Earlier, official reports put the death toll at 351, but the number of casualties had been expected to rise as authorities made contact with hard-hit islands and villages in the delta, the rice bowl for the nation of 53 million.

The military, which has ruled for 46 years and is shunned by the West, has not yet issued an appeal for international aid.

Its leaders, in the isolated new capital of Naypyidaw, 400 km (240 miles) north of Yangon, said they would go ahead with a May 10 referendum on a new army-drafted constitution that critics say will entrench the military.

The last major storm to ravage Asia was Cyclone Sidr which killed 3,300 people in Bangladesh last November.

In the former capital Yangon, food and fuel prices have soared as aid agencies scrambled to deliver emergency supplies and assess the damage in the five declared disaster zones, home to 24 million people.

"How many people are affected? We know that it's in the six figures," Richard Horsey, of the U.N. disaster response office, told Reuters after an emergency aid meeting in Bangkok on Monday before the state TV announcement.

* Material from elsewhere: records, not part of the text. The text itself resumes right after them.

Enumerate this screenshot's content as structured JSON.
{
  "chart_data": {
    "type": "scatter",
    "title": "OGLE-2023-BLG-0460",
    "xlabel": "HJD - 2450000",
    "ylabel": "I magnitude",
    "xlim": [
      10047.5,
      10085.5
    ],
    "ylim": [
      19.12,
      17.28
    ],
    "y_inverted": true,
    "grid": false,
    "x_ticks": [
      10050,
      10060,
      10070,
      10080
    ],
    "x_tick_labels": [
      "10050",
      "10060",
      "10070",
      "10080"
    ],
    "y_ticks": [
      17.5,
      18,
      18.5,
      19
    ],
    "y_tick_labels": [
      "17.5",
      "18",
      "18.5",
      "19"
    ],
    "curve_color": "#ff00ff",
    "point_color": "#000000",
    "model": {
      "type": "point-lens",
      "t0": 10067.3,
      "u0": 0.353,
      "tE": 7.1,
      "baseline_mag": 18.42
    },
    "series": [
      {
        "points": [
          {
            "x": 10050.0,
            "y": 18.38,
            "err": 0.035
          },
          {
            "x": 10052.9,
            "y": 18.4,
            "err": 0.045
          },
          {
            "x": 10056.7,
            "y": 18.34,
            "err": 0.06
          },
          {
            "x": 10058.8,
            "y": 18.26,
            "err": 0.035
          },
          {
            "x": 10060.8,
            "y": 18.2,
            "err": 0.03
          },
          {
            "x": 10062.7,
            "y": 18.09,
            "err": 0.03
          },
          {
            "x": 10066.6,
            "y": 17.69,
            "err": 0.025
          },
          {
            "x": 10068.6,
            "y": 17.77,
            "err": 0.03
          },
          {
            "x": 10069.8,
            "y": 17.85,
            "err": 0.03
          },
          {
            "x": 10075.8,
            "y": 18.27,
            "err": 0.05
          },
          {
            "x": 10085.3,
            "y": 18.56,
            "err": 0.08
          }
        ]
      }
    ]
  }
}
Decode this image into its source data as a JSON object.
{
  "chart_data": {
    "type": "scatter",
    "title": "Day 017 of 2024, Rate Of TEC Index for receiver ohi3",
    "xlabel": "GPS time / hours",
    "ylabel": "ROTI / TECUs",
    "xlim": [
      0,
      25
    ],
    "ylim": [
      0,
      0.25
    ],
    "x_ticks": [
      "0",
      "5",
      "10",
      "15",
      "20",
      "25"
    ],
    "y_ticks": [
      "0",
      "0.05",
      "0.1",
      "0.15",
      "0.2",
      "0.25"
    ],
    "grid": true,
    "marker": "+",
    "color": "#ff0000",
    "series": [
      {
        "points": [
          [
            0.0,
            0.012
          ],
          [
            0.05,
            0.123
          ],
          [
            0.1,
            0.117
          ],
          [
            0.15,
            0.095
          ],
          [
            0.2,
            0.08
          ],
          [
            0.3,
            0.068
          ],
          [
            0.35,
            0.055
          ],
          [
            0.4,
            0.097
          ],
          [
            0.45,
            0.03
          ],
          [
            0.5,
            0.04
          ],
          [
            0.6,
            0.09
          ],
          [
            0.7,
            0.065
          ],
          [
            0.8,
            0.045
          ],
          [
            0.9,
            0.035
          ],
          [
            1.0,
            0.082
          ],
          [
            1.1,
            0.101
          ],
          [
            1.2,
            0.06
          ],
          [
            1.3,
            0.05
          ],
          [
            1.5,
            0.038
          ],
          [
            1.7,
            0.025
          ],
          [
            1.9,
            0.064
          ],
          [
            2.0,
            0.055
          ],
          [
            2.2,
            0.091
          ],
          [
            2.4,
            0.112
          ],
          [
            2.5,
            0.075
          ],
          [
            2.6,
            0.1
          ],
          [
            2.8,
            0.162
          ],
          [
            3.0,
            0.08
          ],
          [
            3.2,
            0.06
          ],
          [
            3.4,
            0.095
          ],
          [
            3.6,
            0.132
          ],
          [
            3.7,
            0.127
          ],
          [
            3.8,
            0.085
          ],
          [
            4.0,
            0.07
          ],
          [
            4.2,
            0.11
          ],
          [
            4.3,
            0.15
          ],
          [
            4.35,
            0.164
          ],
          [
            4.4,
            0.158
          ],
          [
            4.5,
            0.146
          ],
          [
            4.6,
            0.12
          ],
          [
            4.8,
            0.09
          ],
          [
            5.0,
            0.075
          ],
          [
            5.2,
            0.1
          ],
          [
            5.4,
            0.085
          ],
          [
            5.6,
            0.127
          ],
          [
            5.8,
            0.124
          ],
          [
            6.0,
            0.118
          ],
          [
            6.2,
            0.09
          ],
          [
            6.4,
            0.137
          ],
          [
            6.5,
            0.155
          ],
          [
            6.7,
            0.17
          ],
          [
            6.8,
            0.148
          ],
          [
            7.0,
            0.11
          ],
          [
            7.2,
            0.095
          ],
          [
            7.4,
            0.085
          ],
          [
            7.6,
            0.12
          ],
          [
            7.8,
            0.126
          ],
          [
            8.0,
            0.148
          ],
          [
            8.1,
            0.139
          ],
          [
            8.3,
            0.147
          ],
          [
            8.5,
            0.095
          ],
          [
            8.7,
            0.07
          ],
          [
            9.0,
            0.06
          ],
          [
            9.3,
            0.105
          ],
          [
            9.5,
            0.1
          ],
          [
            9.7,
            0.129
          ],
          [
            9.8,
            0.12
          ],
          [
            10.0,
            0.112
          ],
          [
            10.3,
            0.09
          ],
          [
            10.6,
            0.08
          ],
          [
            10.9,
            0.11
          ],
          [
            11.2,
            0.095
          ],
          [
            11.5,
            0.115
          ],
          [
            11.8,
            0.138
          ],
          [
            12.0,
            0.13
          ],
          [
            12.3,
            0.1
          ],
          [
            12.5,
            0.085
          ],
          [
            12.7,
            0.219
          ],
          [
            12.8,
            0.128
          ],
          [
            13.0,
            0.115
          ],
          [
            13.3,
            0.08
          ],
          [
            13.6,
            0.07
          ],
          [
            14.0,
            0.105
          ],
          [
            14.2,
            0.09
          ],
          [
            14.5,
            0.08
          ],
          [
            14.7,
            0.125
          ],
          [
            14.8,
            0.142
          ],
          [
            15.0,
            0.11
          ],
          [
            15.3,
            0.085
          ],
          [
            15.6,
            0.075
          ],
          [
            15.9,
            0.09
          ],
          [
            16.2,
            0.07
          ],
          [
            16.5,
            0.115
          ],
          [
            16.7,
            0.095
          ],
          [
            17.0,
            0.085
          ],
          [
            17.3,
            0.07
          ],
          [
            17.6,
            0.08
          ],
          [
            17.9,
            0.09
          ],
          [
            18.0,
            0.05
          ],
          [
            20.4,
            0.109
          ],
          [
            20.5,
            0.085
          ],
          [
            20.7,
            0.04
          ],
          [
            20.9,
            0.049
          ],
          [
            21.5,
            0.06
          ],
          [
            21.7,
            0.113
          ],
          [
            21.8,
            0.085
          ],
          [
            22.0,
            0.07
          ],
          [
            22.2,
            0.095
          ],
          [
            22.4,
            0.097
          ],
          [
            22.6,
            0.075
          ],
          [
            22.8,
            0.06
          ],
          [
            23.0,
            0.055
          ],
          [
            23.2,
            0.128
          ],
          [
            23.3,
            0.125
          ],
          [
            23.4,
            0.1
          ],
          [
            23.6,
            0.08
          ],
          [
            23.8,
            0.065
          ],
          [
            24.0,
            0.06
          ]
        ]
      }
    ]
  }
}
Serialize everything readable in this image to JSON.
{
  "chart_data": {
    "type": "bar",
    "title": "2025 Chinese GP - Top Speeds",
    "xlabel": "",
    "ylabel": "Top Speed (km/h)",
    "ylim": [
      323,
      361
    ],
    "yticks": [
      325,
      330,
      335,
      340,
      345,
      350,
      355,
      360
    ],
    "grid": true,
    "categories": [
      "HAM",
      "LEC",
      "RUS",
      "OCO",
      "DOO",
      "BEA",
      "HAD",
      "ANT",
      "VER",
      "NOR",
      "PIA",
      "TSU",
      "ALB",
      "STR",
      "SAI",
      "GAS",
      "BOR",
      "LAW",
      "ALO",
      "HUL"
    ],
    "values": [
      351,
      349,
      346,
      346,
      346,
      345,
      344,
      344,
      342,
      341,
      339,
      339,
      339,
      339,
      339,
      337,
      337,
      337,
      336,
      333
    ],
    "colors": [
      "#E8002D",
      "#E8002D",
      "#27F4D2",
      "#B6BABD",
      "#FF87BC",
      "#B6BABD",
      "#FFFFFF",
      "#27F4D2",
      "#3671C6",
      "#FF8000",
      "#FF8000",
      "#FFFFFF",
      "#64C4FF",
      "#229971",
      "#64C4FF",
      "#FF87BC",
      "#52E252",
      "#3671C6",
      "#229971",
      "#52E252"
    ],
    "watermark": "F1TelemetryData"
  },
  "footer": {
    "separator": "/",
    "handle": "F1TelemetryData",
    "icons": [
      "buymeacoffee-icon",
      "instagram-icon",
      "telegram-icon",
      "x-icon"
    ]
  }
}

"We know that it's several hundred thousand needing shelter and clean drinking water, but how many hundred thousand we just don't know."

Critical

The U.N. office in Yangon said there was an urgent need for plastic sheeting, water purification tablets, cooking equipment, mosquito nets, health kits and food.

It said the situation outside Yangon was "critical, with shelter and safe water being the principal immediate needs".

Thailand responded to the disaster, sending a C-130 transport plane loaded with 9 tonnes of food and medicine to Yangon after the airport reopened on Monday.

In Yangon, many roofs were ripped off even sturdy buildings, suggesting damage would be severe in the shanty towns that lie on the outskirts of the city of 5 million people.

Clean water was scarce. Most shops had sold out of candles and batteries and there was no word when power would be restored.

Long queues formed at the few open petrol stations. The price of a gallon of petrol has doubled on the black market, while egg prices have tripled since Saturday.